Security / Permissions

• Mobile app must not bypass web permission checks; all data fetched via authenticated REST endpoints with server-side enforcement.
• Implement refresh token rotation and revoke-on-suspicion patterns.
• Support logout that invalidates refresh tokens server-side.
• Device security: store secrets in Keychain/Keystore; support biometric unlock to open the app (optional).
• Protect PII: optional “hide sensitive fields in notifications” setting.

Observability

• Client-side: crash reporting, JS error reporting, network error rates, screen load timing.
• Server-side: auth flow telemetry (success/failure by provider), token mint/refresh rates, API endpoint latency by route, 401/403 breakdown for mobile user agents.

Rollout / Migration

• Server changes ship behind configuration flags (enable mobile auth + register mobile OAuth clients per tenant/environment).
• Mobile app internal beta (TestFlight / Play Store internal testing) → limited external beta → GA.
• Document required configuration: provider app registrations (redirect URIs), allowed origins/domains, and API base URL per environment.

Open Questions

1. Do we need a non-SSO fallback login method for mobile (credentials/magic link), or require SSO-enabled tenants only for V1?
2. What are the canonical “ticket statuses” and allowed transitions we must support on mobile (and how to fetch them)?
3. What is the minimal ticket “list DTO” and “detail DTO” for mobile to keep payloads small?
4. Do we need audit trail markers like “updated from mobile” in ticket timeline?
5. Should the app support multiple Alga hosted domains (vanity domains) for enterprise customers in V1?
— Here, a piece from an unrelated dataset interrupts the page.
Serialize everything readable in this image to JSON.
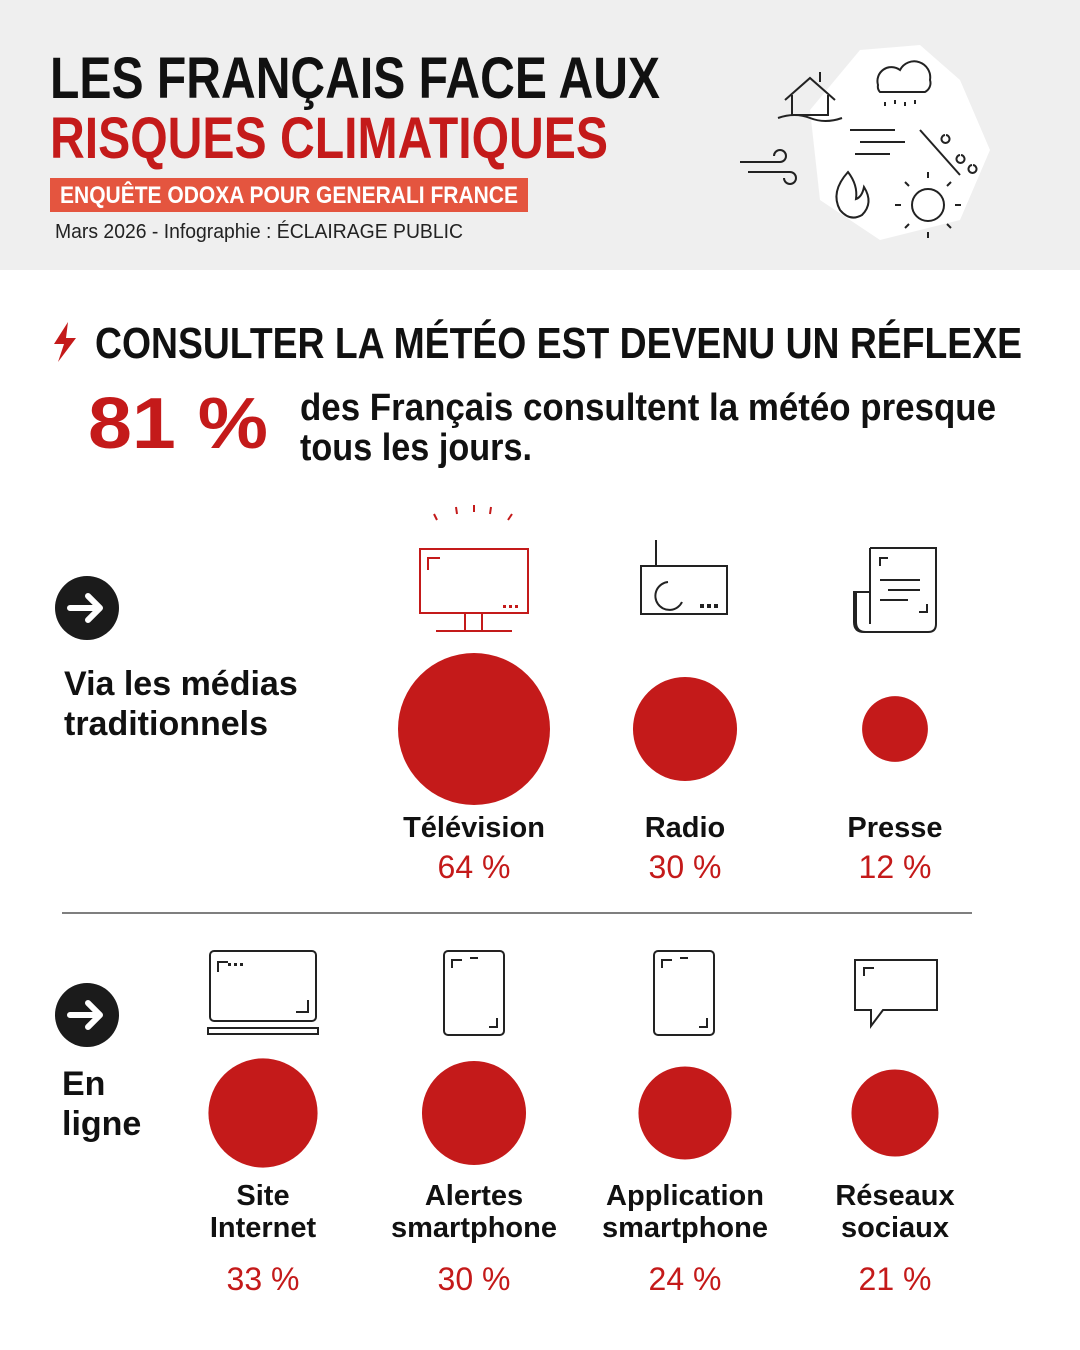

Acceptance Criteria (Definition of Done)

• A user can authenticate on iOS and Android using Microsoft/Google SSO where configured, and obtain a usable API session without re-login on app restart (until logout/expiry).
• A user can view ticket lists with pagination and common filters; list state is preserved when navigating back from a ticket.
• A user can open a ticket and view key fields and a comment/timeline history.
• A user can add a comment/note and change ticket status; updates reflect in the UI after server confirmation.
• The server provides secure mobile token issuance/refresh and enforces permissions for all mobile API calls.
• Basic observability exists for auth failures, API errors, and app crashes.